At the same time, both specialties benefit from well-defined care pathways and the ability to integrate ancillary services such as ambulatory surgery centers, imaging, and research. This creates a strong foundation for operational standardization without compromising clinical quality.
Consolidation Is Accelerating the Shift
The move toward scale is not theoretical. It is already happening.
In gastroenterology, the number of smaller practices has declined significantly while large, multi-state groups continue to grow. Over the past decade, small GI practices have decreased by more than 40 percent, while large groups have expanded rapidly, signaling a clear shift toward consolidation.
At the same time, physician ownership models are evolving. The percentage of physicians working in independent private practice has declined, reflecting the increasing need for capital, infrastructure, and operational support to remain competitive.
Urology is following a similar trajectory, with large, physician-led organizations forming to address the same pressures: reimbursement changes, administrative burden, and the need for investment in technology and growth.
The Rise of the Physician-Led Model
What differentiates GI and urology is not just their ability to scale, but how they are choosing to do it.
Rather than moving toward purely corporate models, these specialties are increasingly aligning around physician-led structures that preserve clinical autonomy while enabling enterprise-level capabilities. This model allows practices to access shared services such as analytics, revenue cycle management, and contracting while maintaining physician leadership at the core of decision-making.
This balance is critical. As consolidation accelerates, physician alignment becomes a defining factor in long-term success. Organizations that scale without maintaining physician engagement often struggle with retention, culture, and consistency in care delivery.
Why This Matters Now
The broader healthcare environment is amplifying the advantages GI and urology already possess.
An aging population is driving increased demand for specialty care, while workforce constraints and burnout are putting pressure on independent practices. At the same time, private equity and strategic investors are accelerating consolidation, bringing both opportunity and risk to the market.
In this environment, scale is not just about growth. It is about sustainability.

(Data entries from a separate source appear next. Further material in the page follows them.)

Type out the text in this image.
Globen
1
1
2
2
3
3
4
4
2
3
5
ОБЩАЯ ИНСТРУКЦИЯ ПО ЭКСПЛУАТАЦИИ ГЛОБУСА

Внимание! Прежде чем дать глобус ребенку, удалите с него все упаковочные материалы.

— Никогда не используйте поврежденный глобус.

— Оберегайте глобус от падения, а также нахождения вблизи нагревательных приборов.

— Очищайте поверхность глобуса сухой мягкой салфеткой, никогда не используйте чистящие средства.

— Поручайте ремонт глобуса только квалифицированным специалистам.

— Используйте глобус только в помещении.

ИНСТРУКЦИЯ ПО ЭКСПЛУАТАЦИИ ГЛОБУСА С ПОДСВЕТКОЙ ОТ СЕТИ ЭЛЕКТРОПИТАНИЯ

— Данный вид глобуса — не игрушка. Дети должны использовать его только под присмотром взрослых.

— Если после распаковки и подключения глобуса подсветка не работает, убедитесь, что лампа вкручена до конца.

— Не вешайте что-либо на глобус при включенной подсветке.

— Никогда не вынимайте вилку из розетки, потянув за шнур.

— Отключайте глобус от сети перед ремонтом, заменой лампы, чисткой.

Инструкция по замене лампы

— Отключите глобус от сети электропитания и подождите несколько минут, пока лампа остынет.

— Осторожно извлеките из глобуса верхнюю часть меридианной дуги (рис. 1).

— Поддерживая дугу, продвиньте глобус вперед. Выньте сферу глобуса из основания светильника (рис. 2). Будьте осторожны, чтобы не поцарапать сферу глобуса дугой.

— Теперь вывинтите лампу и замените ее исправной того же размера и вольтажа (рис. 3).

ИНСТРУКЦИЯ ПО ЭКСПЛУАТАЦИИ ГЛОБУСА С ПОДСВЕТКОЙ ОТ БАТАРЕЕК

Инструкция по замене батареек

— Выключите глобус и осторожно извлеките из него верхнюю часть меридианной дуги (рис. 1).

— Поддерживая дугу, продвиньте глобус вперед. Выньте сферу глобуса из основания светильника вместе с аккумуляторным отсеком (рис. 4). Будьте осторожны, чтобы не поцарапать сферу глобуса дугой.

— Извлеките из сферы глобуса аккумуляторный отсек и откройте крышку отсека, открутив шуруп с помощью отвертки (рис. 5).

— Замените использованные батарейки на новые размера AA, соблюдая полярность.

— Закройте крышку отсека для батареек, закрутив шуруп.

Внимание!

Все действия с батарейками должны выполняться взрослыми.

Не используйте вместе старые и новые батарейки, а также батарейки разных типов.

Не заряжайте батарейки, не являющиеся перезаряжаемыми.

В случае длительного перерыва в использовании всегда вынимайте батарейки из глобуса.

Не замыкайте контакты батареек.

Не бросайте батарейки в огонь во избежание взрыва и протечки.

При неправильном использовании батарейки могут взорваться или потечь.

GI and urology are demonstrating that it is possible to achieve both, combining the efficiencies of scale with the clinical integrity of physician-led care. Their ability to integrate operations, invest in innovation, and maintain strong physician governance is setting a new standard for how specialty care can evolve.
The Path Forward
As other specialties evaluate how to navigate similar pressures, there is a clear lesson to be learned.
Scale alone is not the strategy. The model matters.
GI and urology are leading because they have found a way to align growth with physician leadership, operational excellence, and patient-centered care. That combination is what enables sustainable, scalable success and it is likely to shape the future of specialty care across the industry.